Sound And Vision est l’un des sommets de la face A. Ce petit chef d’œuvre d’inventivité musicale continue à me ravir après un bon millier d’écoutes. Bowie y évoque son mal être en des termes simples et précis. Tous ceux qui ont connu ce genre de passages à vide s’y reconnaîtront sans peine.

Breaking Glass est de la même veine. Cette très courte chanson (102 secondes à peine) décrit la terreur sans nom qui accompagne les accès de folie.

Les instrumentaux de la face B sont s’inspirent directement du son de Kraftwerk dont Bowie tentera en vain de s’assurer la collaboration. Il réussira en revanche à embarquer Brian Eno et Robert Fripp dans l’aventure.

A New Career In A Town sonne comme le mot d’ordre d’une forme toute personnelle d’art thérapie. Bowie prend appui sur sa créativité musicale pour faciliter une renaissance intime et professionnelle. Weeping Wall est une allusion transparente au mur de Berlin. Subterraneans se veut une description sonore du secteur soviétique de la ville.
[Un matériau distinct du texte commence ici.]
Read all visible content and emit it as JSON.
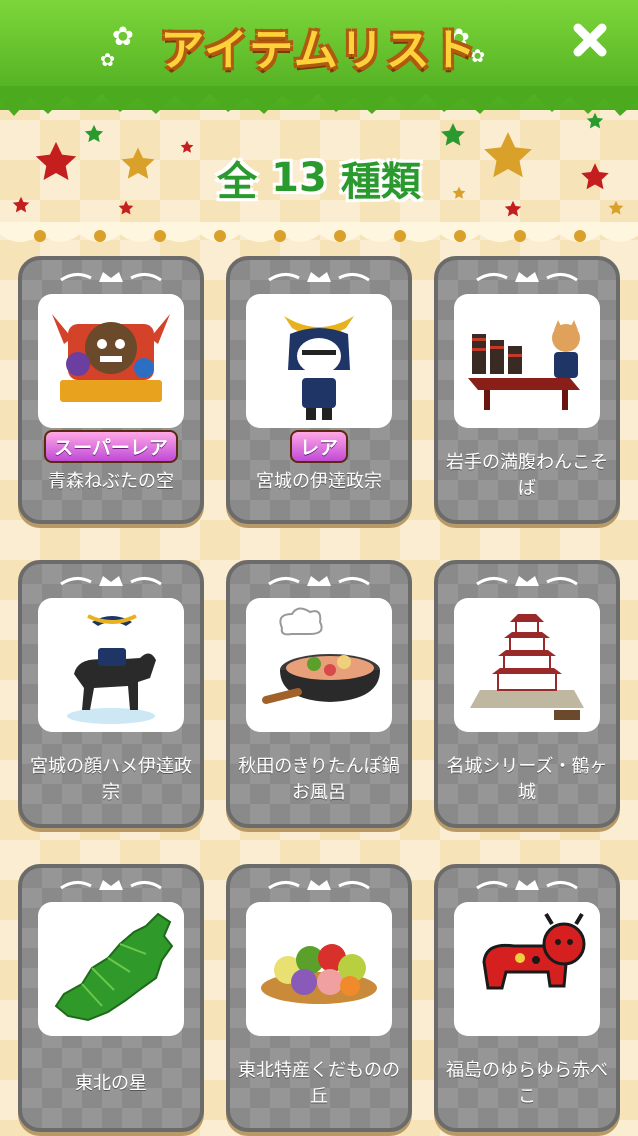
{
  "header": {
    "title": "アイテムリスト",
    "close_icon": "close-icon"
  },
  "summary": {
    "prefix": "全",
    "count": "13",
    "suffix": "種類"
  },
  "items": [
    {
      "name": "青森ねぶたの空",
      "badge": "スーパーレア",
      "icon": "nebuta-float-image"
    },
    {
      "name": "宮城の伊達政宗",
      "badge": "レア",
      "icon": "date-masamune-image"
    },
    {
      "name": "岩手の満腹わんこそば",
      "badge": "",
      "icon": "wanko-soba-image"
    },
    {
      "name": "宮城の顔ハメ伊達政宗",
      "badge": "",
      "icon": "horse-rider-image"
    },
    {
      "name": "秋田のきりたんぽ鍋お風呂",
      "badge": "",
      "icon": "kiritanpo-nabe-image"
    },
    {
      "name": "名城シリーズ・鶴ヶ城",
      "badge": "",
      "icon": "tsurugajo-castle-image"
    },
    {
      "name": "東北の星",
      "badge": "",
      "icon": "tohoku-map-image"
    },
    {
      "name": "東北特産くだものの丘",
      "badge": "",
      "icon": "fruit-basket-image"
    },
    {
      "name": "福島のゆらゆら赤べこ",
      "badge": "",
      "icon": "akabeko-image"
    }
  ],
  "colors": {
    "header_green": "#5cbc28",
    "title_yellow": "#ffd23c",
    "count_green": "#2a9a2f",
    "card_gray": "#8a8a8a"
  }
}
S’il ruine encore un peu plus sa santé et ne s’avére pas très convainquant sur le plan commercial, le séjour allemand de Bowie s’avére en revanche très fructueux sur le plan artistique. Le chanteur en tirera la matière de trois albums. Après Low (1977), Heroes (1977) et Lodger (1979) viendront compléter ce la critique intitule aujourd’hui sa Trilogie Berlinoise. On connaît la suite. Rentré à New York en 1980, il enregistre avec Ashes To Ashes un best seller planétaire qui lui permettra de relancer une nouvelle fois sa carrière.

Dans les années 90 Low et Heroes seront sublimés par le compositeur Philip Glass. Comme l’a récemment écrit un journaliste, « L’actualité de Low restera brûlante tant que des hommes mèneront des existences déchirées dans des villes inhumaines. » Si le ton grandiloquent de cette phrase frise franchement le ridicule, je suis assez d’accord sur le fond.